Senate OKs $375 million for FDA
WASHINGTON In an effort to fix the problems at the Food and Drug Administration regarding inspections and the safety of drugs being imported into the country, the Senate passed a budget resolution on Friday to give the agency an additional $375 million, a 20 percent increase over this year, according to The New York Times.
One number showed that, while there are 566 plants in China—where the recent heparin scare occurred—that export drugs to the U.S., only 13 of them were inspected by the FDA last year.
The agency does not have the money to inspect many more, and the Bush administration has no plans to fix this problem. The administration’s budget calls for a 3 percent increase in allocated funds next year, not enough to keep up with rising costs.
“Congress has a responsibility to close the glaring gaps in food and drug safety that have begun to overwhelm the FDA,” said Sen. Edward Kennedy, D-Mass., who pushed for the new financing.
But the money is not assured, as President Bush has threatened to veto appropriations that go beyond his requests.
With this uncertainty, many in Congress have considered using a user-fee system to pay for foreign inspections. “Why should the taxpayer pay for these inspections so that you can close a plant here and open it over there to ship it back?” Sen. Bart Stupak, D-Mich. said. “It will be sustainable income so that we don’t have to get into these budget battles every year.”

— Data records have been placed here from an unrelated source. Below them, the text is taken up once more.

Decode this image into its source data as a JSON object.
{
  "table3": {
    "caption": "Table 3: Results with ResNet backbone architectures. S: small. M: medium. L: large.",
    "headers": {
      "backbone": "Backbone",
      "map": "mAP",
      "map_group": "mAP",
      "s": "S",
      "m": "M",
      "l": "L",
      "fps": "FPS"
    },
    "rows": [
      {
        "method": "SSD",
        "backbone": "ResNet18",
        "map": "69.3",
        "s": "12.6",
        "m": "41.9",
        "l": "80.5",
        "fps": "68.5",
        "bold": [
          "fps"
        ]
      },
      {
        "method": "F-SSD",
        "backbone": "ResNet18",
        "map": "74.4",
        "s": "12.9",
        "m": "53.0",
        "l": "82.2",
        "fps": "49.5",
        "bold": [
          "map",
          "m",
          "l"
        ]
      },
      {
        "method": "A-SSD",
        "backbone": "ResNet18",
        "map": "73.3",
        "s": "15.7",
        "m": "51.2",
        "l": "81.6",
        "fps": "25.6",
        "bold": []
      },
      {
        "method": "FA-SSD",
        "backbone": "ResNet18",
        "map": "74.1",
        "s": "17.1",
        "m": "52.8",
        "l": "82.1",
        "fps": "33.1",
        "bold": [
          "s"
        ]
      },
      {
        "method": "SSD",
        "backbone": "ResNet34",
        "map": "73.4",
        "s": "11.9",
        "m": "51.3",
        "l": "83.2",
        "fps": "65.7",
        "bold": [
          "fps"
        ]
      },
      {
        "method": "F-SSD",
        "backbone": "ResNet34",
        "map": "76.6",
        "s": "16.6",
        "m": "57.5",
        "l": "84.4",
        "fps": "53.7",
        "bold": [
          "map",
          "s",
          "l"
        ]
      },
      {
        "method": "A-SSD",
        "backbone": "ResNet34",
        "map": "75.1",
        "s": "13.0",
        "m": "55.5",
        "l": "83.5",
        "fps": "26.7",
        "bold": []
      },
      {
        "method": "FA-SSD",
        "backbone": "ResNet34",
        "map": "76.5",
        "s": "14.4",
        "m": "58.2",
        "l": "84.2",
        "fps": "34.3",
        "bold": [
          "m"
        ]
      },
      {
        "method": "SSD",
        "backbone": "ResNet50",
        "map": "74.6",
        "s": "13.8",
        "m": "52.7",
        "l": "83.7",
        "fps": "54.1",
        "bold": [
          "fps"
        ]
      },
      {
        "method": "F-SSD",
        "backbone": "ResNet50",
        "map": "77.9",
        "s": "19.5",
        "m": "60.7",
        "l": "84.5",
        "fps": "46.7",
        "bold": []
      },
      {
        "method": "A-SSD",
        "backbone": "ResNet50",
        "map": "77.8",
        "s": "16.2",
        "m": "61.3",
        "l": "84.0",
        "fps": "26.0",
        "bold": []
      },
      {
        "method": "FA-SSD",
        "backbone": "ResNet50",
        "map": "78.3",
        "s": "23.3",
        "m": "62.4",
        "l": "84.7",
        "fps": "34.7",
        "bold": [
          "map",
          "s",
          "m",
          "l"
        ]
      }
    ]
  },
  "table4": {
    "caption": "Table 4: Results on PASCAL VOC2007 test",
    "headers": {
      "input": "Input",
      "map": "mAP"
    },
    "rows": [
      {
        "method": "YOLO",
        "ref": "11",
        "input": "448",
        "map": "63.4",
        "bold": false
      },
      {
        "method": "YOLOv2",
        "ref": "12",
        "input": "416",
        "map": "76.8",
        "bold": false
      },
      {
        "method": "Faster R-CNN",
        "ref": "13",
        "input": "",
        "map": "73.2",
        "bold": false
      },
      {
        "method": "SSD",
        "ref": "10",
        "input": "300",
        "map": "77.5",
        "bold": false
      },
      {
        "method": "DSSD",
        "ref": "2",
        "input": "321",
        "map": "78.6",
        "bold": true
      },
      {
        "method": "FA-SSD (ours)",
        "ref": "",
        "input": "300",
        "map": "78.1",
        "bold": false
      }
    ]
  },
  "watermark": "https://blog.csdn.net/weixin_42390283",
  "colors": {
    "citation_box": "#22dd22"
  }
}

But even this idea has received criticisms from other groups, such as Public Citizens. It argues that it would be a “terrible idea” because it would lead the agency to become lax with those who pay their salaries.

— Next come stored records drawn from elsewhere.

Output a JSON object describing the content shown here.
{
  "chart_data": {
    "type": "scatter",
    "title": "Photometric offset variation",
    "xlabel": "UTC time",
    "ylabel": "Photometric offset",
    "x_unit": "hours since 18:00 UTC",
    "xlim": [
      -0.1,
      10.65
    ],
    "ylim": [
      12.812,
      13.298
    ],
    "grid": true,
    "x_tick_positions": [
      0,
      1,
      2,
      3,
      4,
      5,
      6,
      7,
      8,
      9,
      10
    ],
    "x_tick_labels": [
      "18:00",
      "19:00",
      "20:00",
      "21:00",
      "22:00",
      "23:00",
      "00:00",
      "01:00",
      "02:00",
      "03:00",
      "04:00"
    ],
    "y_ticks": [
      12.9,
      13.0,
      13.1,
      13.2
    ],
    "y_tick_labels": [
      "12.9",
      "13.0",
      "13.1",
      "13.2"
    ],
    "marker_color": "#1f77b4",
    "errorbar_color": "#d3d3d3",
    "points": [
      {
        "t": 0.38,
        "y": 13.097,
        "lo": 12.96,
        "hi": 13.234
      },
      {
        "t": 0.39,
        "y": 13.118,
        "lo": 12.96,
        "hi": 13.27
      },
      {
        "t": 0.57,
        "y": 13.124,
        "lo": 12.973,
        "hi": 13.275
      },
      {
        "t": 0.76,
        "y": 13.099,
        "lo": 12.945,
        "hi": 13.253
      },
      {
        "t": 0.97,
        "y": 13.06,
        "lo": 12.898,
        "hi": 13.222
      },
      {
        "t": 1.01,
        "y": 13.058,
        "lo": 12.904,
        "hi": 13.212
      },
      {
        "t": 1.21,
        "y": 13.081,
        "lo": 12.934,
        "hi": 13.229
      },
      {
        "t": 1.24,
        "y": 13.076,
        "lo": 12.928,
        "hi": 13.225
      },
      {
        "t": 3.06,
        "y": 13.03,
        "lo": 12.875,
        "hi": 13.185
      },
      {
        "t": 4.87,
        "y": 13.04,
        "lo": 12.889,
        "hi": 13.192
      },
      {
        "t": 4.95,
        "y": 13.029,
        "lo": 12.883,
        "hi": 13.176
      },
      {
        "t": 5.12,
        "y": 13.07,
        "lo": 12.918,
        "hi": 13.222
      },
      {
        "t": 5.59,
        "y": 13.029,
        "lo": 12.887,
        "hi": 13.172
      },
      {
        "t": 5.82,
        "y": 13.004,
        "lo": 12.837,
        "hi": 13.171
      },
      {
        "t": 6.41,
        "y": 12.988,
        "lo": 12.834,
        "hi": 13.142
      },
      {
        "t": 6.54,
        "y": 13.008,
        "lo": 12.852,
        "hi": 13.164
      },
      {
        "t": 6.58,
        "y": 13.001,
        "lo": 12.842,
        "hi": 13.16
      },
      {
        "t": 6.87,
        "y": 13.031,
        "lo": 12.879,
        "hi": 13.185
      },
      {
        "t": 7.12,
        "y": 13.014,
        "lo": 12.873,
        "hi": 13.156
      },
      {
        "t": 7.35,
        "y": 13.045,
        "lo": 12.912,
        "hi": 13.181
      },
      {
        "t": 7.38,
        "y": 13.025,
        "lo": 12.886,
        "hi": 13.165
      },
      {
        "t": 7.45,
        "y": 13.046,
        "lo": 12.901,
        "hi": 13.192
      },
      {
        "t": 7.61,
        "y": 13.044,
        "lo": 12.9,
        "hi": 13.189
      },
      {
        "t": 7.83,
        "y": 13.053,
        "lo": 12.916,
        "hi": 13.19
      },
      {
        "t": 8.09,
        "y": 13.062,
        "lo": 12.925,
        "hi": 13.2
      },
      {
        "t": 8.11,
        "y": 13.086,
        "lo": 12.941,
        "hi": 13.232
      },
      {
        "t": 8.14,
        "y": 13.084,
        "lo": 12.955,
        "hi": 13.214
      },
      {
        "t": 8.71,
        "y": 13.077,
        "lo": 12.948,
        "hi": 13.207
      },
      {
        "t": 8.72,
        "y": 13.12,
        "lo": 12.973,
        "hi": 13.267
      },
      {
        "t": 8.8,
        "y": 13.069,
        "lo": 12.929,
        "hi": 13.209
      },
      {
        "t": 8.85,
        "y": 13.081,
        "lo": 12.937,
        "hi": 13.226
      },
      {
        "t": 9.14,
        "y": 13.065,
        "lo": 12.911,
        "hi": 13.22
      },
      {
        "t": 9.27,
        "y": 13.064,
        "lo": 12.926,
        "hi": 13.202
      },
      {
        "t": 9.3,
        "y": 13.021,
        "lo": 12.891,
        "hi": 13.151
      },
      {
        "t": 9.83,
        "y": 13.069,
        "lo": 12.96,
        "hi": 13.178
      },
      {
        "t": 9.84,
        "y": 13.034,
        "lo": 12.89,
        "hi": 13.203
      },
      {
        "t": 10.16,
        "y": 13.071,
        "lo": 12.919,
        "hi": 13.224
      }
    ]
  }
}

FDA to review ulcer gel, HIV medications
WASHINGTON The Food and Drug Administration is conducting two safety reviews of the drugs Regranex gel, used for leg and foot ulcers and the HIV medications Ziagen and Videx.
Diabetic patients using Johnson & Johnson’s Regranex face an increased risk of cancer from using the gel.
Data analyses from another study indicate a higher risk of heart attack in patients infected with HIV-1 who were taking GlaxoSmithKline’s Ziagen or Bristol-Myers Squibb’s Videx as part of their drug therapy.
FDA OKs Dendreon’s phase III Provenge trial
SEATTLE The Food and Drug Administration has agreed to allow Dendreon to get the final results from its phase III trial for its prostate cancer drug Provenge.
Last May, the FDA requested additional clinical data from Dendreon to support its effectiveness claim for Provenge despite a vote by the Cellular, Tissues and Gene Therapies Advisory Committee in favor of approving the drug. The committee voted 13 to 4 that the product was effective and 17 to 0 that it was safe.
That request led three congressmen: Reps. Mike Michaud, D-Maine, Dan Burton, R-Ind., and Tim Ryan, D-Ohio, to point accusations that conflicts of interest on the advisory committee might have led some of its members to send written requests to the FDA asking that the drug not be approved. One of the members of the committee is a lead investigator for a competing cancer drug made by Novacea.
According to the company, interim results from the IMPACT study of Provenge still are expected later this year, but final results are now expected in the second half of next year rather than the second half of 2010.